13Les villageois ont toujours constitué d’importantes réserves de fourrage pour nourrir les troupeaux en hiver car, en cette saison, les pâturages les plus proches du village sont couverts de neige. En automne, des herbacées sont fauchées en quantité pour être séchées. Les villageois ne peuvent pas les couper n’importe où ; chaque maisonnée possède son propre lieu de prélèvement qui s’appelle melo/melā (pré de fauche) et qui ne peut être exploité que par son propriétaire. Bien qu’il ne soit pas inscrit dans le cadastre, le melo est traité comme les autres biens fonciers, champs ou maison. Il est partagé entre les frères lorsque les terres sont redistribuées.

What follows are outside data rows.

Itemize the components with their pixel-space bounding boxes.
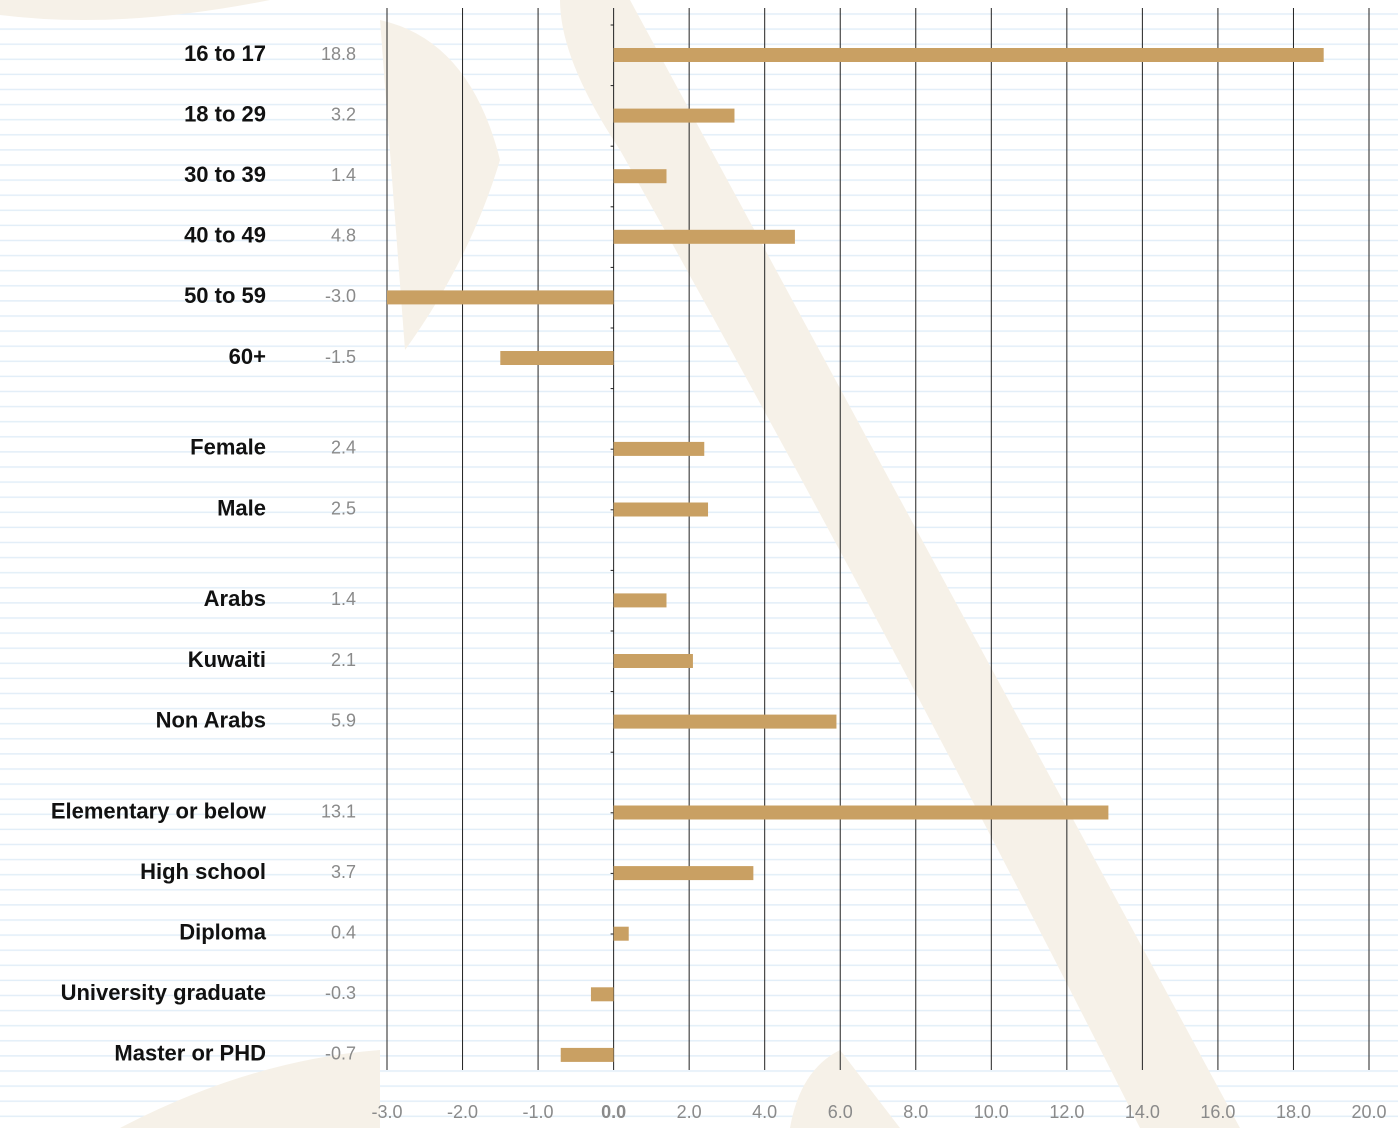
category-label: Male: [217, 495, 266, 520]
value-label: 18.8: [321, 44, 356, 64]
category-label: Elementary or below: [51, 798, 267, 823]
value-label: 1.4: [331, 165, 356, 185]
x-tick-label: -2.0: [447, 1102, 478, 1122]
bar: [613, 866, 754, 881]
category-label: Arabs: [204, 586, 266, 611]
x-tick-label: 18.0: [1276, 1102, 1311, 1122]
bar: [387, 290, 614, 305]
value-label: 2.5: [331, 498, 356, 518]
bar: [613, 714, 837, 729]
bar: [613, 926, 629, 941]
x-tick-label: -3.0: [371, 1102, 402, 1122]
category-label: Kuwaiti: [188, 647, 266, 672]
bar: [613, 805, 1109, 820]
x-tick-label: 14.0: [1125, 1102, 1160, 1122]
bar: [613, 108, 735, 123]
value-label: 2.4: [331, 438, 356, 458]
x-tick-label: 16.0: [1200, 1102, 1235, 1122]
bar: [613, 441, 705, 456]
category-label: Female: [190, 435, 266, 460]
x-tick-label: 10.0: [974, 1102, 1009, 1122]
category-label: 16 to 17: [184, 41, 266, 66]
value-label: -3.0: [325, 286, 356, 306]
bar: [613, 48, 1324, 62]
bar: [560, 1047, 614, 1062]
x-tick-label: 0.0: [601, 1102, 626, 1122]
x-tick-label: 6.0: [828, 1102, 853, 1122]
bar: [500, 351, 614, 365]
category-label: 18 to 29: [184, 101, 266, 126]
category-label: 60+: [229, 344, 266, 369]
category-label: Master or PHD: [114, 1041, 266, 1066]
value-label: 4.8: [331, 226, 356, 246]
value-label: -1.5: [325, 347, 356, 367]
bar: [613, 502, 709, 517]
bar: [613, 169, 667, 184]
category-label: University graduate: [61, 980, 266, 1005]
category-label: High school: [140, 859, 266, 884]
x-tick-label: 12.0: [1049, 1102, 1084, 1122]
value-label: 0.4: [331, 922, 356, 942]
value-label: 3.7: [331, 862, 356, 882]
x-tick-label: -1.0: [523, 1102, 554, 1122]
category-label: Diploma: [179, 920, 267, 945]
value-label: -0.7: [325, 1044, 356, 1064]
bar: [590, 987, 614, 1002]
value-label: -0.3: [325, 983, 356, 1003]
x-tick-label: 8.0: [903, 1102, 928, 1122]
category-label: 40 to 49: [184, 223, 266, 248]
bar: [613, 229, 795, 244]
category-label: Non Arabs: [156, 707, 266, 732]
value-label: 5.9: [331, 710, 356, 730]
value-label: 13.1: [321, 801, 356, 821]
decoration: [0, 0, 1240, 1128]
x-tick-label: 2.0: [677, 1102, 702, 1122]
category-label: 50 to 59: [184, 283, 266, 308]
bar: [613, 593, 667, 608]
category-label: 30 to 39: [184, 162, 266, 187]
bar: [613, 654, 693, 668]
x-tick-label: 4.0: [752, 1102, 777, 1122]
value-label: 3.2: [331, 104, 356, 124]
value-label: 2.1: [331, 650, 356, 670]
value-label: 1.4: [331, 589, 356, 609]
x-tick-label: 20.0: [1351, 1102, 1386, 1122]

14Avant le prélèvement des herbacées les versants herbeux doivent être protégés des troupeaux. Aussi, jusqu’à la création du parc national, les forêts et les pâturages les plus proches du village étaient-ils mis en défens de mi-juillet à mi-octobre. Mi-juillet les vaches étaient conduites aux pâturages d’altitude tandis que les bœufs étaient gardés dans le village pour travailler aux champs. Durant cette période, les bœufs étaient bien surveillés pour qu’ils ne pâturent pas dans les forêts fermées. La fréquentation de la forêt était à nouveau autorisée mi-octobre, après la coupe des herbacées.

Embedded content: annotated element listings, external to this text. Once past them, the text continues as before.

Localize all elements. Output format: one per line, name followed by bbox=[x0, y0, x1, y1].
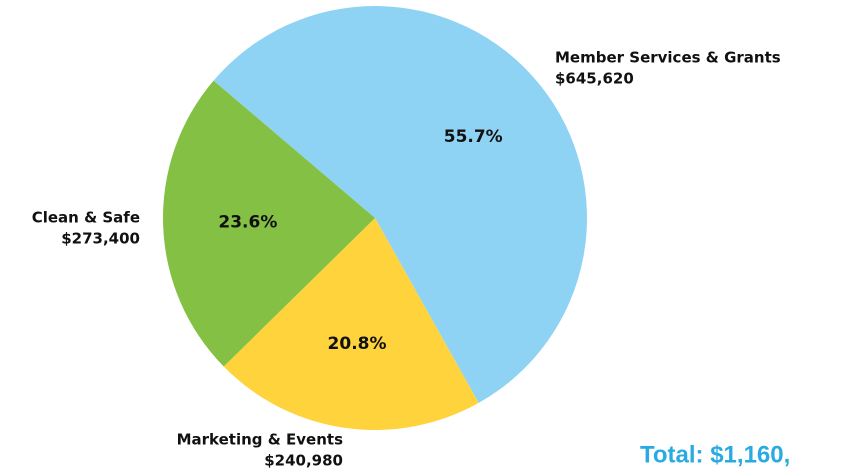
amount-label: $240,980 bbox=[264, 452, 343, 470]
category-label: Marketing & Events bbox=[177, 431, 343, 449]
pct-label: 23.6% bbox=[218, 213, 277, 233]
pct-label: 55.7% bbox=[444, 127, 503, 147]
category-label: Member Services & Grants bbox=[555, 49, 781, 67]
pct-label: 20.8% bbox=[328, 334, 387, 354]
pie-slice bbox=[213, 6, 587, 403]
amount-label: $645,620 bbox=[555, 70, 634, 88]
category-label: Clean & Safe bbox=[32, 209, 140, 227]
pie-slice bbox=[163, 80, 375, 367]
total-label: Total: $1,160, bbox=[640, 441, 790, 468]
pie-slice bbox=[223, 218, 479, 431]
amount-label: $273,400 bbox=[61, 230, 140, 248]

Le ramassage des aiguilles de pin
15Les aiguilles de pin sèches, nous l’avons dit, entrent pour une grande part dans la fabrication des engrais traditionnels. Aussi, pour qu’il y ait une distribution égale entre les villageois, le ramassage des aiguilles de pin sèches était-il effectué collectivement deux fois par an dans différentes forêts du village. Les collectes étaient organisées une fois juste avant l’hiver, au mois de novembre-décembre (mangsir), et une fois au mois d’avril-mai (baisākh).
16Autrefois, l’institution coutumière fonctionnait grâce à un groupe d’hommes et de femmes choisis de façon informelle par les villageois pour faire respecter les réglementations forestières6 et, chaque année, le groupe était renouvelé. Cependant, s’il avait bien rempli sa fonction, le groupe pouvait être reconduit pour une année supplémentaire. En retour, chaque membre du groupe organisateur recevait de chaque maison, par année, un pāthi7 de haricots, un pāthi d’orge et un pāthi de blé.
17Le groupe décidait du jour de ramassage des aiguilles de pin et devait également vérifier qu’au moment de la collecte toutes les femmes étaient dans le village, car elles seules font ce travail. Si des femmes étaient absentes du village, leurs familles devaient être prévenues longtemps à l’avance pour pouvoir aller les chercher. En principe, les filles ne portent ni le bois, ni les engrais. Cependant, elles sont invitées à venir aider leur maison natale pour collecter les aiguilles de pin.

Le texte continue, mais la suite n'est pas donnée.